Generex Biotechnology announced preliminary clinical results of two major trials using the Generex Oral-lyn formulation that will be used for registration and marketing.
The combined data from the now completed 084 Trial in Type 1 patients and the Prevoral Trial in patients with Impaired Glucose Tolerance provide key insights into both the short-term pharmacokinetic and glucodynamic effectiveness of Generex Oral-lyn in reducing post-prandial increases in blood sugar as well as the long-term (one-year) safety and positive effect on metabolic control using the registration formulation of Generex Oral-lyn.
Generex Oral-lyn was designed as a prandial (meal-time) insulin to replace the failing rapid secretion of insulin, which a healthy person's insulin secreting cells in the pancreas normally produce in response to eating a meal. While equally important in both type 1 and type 2 diabetes patients, this rapid release of insulin (first-phase release) is one of the first abnormalities to occur in type 2 patients and in those individuals with pre-diabetes. The ability to reduce post meal hyperglycemia by replacing this first-phase insulin release is key to providing glucose control in all patients with, or developing, diabetes mellitus. The reduction of postprandial hyperglycemia is even more important than the fasting blood glucose with respect to lowering the incidence of morbidity and mortality associated with the complications of diabetes.
In the Prevoral Trial, 31 subjects diagnosed with Impaired Glucose Tolerance (IGT), with a mean age of 52 years, and a body mass index of 33 (i.e. obese) received Generex Oral-lyn in equal doses before and 30 minutes after drinking 75 grams of glucose in a standard oral glucose tolerance test.
Glucose and insulin levels were measured at baseline and 30, 60, 90, 120, and 180 minutes after consuming the glucose. Treatment with an aggregate of 12 Generex Oral-lyn sprays resulted in a 29.6% decrease in plasma glucose at two hours and a 26.8% decrease at three hours. The study found a mean reduction in glucose levels of 15.8%. Plasma insulin was also significantly increased at 30 minutes but not at two hours or three hours, demonstrating the important increase in first-phase insulin availability. The lack of elevation of plasma insulin at two and three hours with Generex Oral-lyn, in contrast to the elevations seen with injected insulin, reduces the potential for hypoglycemia (low blood sugar) to occur several hours after the meal.
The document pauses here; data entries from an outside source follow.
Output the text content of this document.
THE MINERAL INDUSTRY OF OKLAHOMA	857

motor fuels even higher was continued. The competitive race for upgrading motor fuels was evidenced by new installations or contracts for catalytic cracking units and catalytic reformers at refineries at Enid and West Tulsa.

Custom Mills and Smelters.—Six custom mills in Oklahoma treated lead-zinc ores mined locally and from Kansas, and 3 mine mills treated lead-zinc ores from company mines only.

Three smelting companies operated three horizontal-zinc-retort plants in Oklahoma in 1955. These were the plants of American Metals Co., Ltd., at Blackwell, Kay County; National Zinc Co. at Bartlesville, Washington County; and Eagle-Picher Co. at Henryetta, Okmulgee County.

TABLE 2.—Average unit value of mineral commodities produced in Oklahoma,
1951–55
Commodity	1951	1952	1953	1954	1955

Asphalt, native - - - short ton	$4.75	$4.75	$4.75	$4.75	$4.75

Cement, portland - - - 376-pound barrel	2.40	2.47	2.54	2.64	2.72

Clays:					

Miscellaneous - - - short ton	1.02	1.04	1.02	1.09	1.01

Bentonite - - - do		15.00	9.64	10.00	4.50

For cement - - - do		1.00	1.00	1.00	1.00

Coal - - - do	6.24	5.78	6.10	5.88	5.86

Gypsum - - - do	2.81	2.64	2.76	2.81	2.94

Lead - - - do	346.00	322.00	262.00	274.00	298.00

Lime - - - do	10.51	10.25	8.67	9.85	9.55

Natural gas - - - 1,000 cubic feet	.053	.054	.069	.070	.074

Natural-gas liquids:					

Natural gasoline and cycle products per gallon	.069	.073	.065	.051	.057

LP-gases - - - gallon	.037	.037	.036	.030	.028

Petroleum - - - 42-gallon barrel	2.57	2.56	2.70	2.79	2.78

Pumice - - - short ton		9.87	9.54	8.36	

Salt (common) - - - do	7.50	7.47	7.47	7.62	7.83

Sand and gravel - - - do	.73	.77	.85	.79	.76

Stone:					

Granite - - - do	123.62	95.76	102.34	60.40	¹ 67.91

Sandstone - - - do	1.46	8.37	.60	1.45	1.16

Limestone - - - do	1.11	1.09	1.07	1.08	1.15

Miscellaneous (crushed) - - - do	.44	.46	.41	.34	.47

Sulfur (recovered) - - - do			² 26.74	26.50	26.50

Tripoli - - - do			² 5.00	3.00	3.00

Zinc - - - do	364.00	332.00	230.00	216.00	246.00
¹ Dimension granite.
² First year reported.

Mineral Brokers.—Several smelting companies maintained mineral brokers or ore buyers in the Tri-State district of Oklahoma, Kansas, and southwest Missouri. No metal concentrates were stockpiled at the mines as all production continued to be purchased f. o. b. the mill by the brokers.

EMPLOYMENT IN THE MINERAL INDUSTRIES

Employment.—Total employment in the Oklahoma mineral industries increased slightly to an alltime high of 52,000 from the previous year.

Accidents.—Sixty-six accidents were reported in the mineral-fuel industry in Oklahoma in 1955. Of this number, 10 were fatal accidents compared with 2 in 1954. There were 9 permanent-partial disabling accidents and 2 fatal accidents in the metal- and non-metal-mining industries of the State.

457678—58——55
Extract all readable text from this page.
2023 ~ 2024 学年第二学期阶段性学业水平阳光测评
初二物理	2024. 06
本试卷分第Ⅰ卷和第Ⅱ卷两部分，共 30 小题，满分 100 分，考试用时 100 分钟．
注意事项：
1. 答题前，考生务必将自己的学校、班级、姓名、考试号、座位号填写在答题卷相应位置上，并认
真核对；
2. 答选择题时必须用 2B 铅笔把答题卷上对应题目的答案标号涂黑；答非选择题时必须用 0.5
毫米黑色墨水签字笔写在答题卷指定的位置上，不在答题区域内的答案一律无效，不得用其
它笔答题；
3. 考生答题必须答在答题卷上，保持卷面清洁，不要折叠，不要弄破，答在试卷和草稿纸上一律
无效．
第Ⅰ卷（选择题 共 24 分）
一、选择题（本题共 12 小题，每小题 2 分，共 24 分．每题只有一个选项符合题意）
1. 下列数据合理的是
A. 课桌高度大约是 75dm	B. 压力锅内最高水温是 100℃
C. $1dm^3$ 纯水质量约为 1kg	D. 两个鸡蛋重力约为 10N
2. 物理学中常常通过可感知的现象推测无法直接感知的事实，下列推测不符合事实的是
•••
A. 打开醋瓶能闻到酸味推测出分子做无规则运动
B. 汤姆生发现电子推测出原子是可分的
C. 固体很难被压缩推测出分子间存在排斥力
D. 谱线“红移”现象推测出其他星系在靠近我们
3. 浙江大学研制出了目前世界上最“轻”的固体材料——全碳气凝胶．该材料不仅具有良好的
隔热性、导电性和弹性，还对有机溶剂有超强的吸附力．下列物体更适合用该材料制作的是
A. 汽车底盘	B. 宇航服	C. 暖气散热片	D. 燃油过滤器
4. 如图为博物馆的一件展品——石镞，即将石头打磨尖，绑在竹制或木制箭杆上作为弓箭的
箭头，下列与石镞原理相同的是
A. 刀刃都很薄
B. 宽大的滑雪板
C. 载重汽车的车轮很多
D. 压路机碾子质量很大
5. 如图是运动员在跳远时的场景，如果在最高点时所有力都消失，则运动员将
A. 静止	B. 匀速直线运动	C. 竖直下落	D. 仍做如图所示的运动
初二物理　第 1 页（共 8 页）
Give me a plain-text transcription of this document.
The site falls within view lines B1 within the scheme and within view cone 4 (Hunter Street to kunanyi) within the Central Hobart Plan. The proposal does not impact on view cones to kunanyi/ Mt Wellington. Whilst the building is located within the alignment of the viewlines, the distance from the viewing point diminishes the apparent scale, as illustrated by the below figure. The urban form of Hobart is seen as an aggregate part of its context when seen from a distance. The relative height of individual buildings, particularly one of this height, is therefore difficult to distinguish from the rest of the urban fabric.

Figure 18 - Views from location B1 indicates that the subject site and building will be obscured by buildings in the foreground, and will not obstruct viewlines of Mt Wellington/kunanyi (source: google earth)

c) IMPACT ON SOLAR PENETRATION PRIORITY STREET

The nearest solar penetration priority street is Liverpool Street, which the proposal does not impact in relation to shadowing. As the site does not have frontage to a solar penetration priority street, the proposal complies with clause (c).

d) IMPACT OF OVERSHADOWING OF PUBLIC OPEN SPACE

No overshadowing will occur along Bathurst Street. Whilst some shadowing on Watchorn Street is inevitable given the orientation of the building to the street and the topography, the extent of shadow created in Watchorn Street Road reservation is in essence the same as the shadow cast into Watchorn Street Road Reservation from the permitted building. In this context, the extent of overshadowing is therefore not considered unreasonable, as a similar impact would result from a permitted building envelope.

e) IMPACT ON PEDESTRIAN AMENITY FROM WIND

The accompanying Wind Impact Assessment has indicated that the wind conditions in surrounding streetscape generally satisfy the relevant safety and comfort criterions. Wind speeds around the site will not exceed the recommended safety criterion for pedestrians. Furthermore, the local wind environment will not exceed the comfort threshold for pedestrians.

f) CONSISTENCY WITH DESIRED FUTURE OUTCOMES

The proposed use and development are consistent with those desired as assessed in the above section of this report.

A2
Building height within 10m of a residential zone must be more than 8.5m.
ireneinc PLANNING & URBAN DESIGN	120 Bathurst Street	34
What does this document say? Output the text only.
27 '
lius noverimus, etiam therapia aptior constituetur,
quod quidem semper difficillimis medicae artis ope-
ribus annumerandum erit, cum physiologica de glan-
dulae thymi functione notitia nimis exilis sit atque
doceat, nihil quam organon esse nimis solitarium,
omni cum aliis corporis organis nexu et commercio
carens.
When compared to placebo treatment, at six months, there was a significant reduction in hemoglobin A1c of -0.34 +/- 0.1% compared to an increase in the diet and exercise only group of +0.07 +/- 0.1% (p=0.03). There was no significant difference in body weight change and no hypoglycemic or other adverse events were observed during the study period in either group. No generation of insulin antibodies was observed in the subjects treated with Generex Oral-lyn.
Generex Oral-lyn clinical trial 084, conducted in 463 patients with type 1 diabetes, has been completed. Preliminary data from the final analyses demonstrated that Generex Oral-lyn was effective in maintaining the hemoglobin A1c concentrations comparable to injected insulin during the six-month head-to-head clinical trial. Patients continuing on Generex Oral-lyn or transferred from injected insulin to Generex Oral-lyn after six months, did not lose metabolic control during the six-month extension phase of the study despite the fact that their physician visit interval changed from every four weeks to every three months (a factor usually associated with less compliant behavior and loss of control in many clinical trials).
Poorly controlled patients (with HbA1c above 8.0) using Generex Oral-lyn for the entire 12 months had an HbA1c of 8.3% at baseline and 8.2% at 12 months. Those patients originally randomized to injected insulin, who had an HbA1c of 7.7% at start of Generex Oral-lyn therapy, had an HbA1c of 7.8% at study completion. Well controlled patients (with average baseline HbA1c less than 6.5) using Generex Oral-lyn had less than a 0.2% difference in HbA1c compared to those randomized to insulin for the first six months. Those insulin treated patients placed on Generex Oral-lyn therapy at six months had no change in HbA1c from their baseline to study end. There were no serious hypoglycemic events or other adverse events attributable to Generex Oral-lyn. Patients with type 1 diabetes, Generex Oral-lyn demonstrated safety and comparability to injected insulin across a broad range of levels of metabolic control.